I’m travelling to Birmingham when I used to fly to Glasgow from East Midlands all the time.
I now have to go to Birmingham and queue for 90 minutes in a security queue even though I’m already checked in.
Flying to Glasgow is different now.
I’m off to the ITI Study Club in Glasgow to talk about consultations in an abbreviated form of our consultation master class.
Scottish audiences are interesting because change happens more slowly in Scottish dentistry.
Not for them the UDA contract in 2006, they still have fee per item and grants from the government and access to poorer places to offset the decline of NHS dentistry.
Scottish audiences are often more resistant to the doom scrolling stories of the collapse of NHS dentistry but it’s surely only a matter of time, right?
And so, basketball is different, and airports are different, and dentistry is entirely different, and they are all going to get different again.
Explaining to people in Glasgow that dentistry used to be a business that was hard to fail in and now that is changing (and in many places has changed) that understanding the process of meeting new patients into your practice in the best possible way is something that you were never taught at dental school and in general you learned ad hock as you went along.

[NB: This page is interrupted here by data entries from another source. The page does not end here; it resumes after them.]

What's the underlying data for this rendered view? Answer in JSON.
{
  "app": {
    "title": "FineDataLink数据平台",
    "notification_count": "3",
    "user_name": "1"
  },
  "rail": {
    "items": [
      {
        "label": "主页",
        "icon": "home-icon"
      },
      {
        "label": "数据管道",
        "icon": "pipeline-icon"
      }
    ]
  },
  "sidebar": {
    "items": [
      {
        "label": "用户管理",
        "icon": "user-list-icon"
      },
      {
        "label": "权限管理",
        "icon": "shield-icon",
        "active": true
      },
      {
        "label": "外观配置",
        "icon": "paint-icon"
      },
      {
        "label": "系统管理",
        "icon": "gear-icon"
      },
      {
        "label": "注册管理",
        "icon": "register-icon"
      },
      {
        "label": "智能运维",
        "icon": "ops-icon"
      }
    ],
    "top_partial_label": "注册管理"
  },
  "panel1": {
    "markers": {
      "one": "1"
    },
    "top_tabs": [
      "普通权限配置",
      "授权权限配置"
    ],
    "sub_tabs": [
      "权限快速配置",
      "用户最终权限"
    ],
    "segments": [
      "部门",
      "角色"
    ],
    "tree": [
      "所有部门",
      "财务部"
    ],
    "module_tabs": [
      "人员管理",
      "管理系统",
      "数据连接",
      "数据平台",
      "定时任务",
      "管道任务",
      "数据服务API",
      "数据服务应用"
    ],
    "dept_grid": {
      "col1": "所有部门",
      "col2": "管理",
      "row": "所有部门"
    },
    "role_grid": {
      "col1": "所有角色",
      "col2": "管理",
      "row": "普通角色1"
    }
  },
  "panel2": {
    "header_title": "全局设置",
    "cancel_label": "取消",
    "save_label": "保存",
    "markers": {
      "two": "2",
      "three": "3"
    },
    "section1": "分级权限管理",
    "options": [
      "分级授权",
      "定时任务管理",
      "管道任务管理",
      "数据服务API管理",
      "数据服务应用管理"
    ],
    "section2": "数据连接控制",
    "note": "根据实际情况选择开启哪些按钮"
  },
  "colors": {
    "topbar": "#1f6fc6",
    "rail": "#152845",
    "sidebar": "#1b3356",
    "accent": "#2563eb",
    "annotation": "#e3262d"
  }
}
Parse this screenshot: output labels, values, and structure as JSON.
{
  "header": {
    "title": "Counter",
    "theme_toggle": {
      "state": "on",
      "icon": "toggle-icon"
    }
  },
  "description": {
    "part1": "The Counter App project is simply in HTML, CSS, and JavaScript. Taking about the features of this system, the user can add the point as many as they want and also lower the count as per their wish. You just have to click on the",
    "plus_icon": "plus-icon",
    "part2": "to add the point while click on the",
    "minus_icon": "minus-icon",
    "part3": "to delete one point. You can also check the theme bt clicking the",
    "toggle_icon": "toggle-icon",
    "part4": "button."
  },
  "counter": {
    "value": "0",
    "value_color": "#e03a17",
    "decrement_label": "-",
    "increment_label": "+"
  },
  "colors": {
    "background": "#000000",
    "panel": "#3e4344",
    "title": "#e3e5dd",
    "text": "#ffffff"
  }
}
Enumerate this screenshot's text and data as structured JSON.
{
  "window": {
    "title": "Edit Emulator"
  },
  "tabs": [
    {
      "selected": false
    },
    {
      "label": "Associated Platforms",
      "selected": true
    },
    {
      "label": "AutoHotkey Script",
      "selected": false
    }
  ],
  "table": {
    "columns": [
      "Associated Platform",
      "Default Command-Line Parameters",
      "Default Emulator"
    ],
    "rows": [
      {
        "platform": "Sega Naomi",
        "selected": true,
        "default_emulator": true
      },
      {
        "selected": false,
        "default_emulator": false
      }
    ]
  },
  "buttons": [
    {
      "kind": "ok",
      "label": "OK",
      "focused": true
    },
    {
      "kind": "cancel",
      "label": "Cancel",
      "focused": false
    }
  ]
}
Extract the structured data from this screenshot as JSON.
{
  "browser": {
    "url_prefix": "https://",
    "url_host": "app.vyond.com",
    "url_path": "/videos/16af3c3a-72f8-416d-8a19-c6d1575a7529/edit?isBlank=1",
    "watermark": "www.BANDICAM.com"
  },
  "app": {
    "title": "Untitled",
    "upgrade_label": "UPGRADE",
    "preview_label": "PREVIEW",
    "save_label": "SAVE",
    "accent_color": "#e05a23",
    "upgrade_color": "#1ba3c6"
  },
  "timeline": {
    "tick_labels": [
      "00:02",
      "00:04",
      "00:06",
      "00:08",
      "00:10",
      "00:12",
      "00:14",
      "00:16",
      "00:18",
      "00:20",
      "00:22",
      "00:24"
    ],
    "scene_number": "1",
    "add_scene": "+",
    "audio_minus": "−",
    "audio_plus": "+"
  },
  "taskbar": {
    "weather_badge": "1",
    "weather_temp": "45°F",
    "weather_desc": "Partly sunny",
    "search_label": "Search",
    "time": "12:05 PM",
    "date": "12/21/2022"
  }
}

Nobody teaches children how to run and so now, when you see proper runners running you realise how much they’ve been coached in how to run.
Proper runners get taught how to run and then practise running.
Dentists never get taught consultations (not from anything other than a pure clinician standpoint) and so they never learn and then if they do practise, they generally practise the wrong thing.
5 years from now dentistry will be unrecognisable from where it is, either you’re working your way out, developing new skills or you’re dead.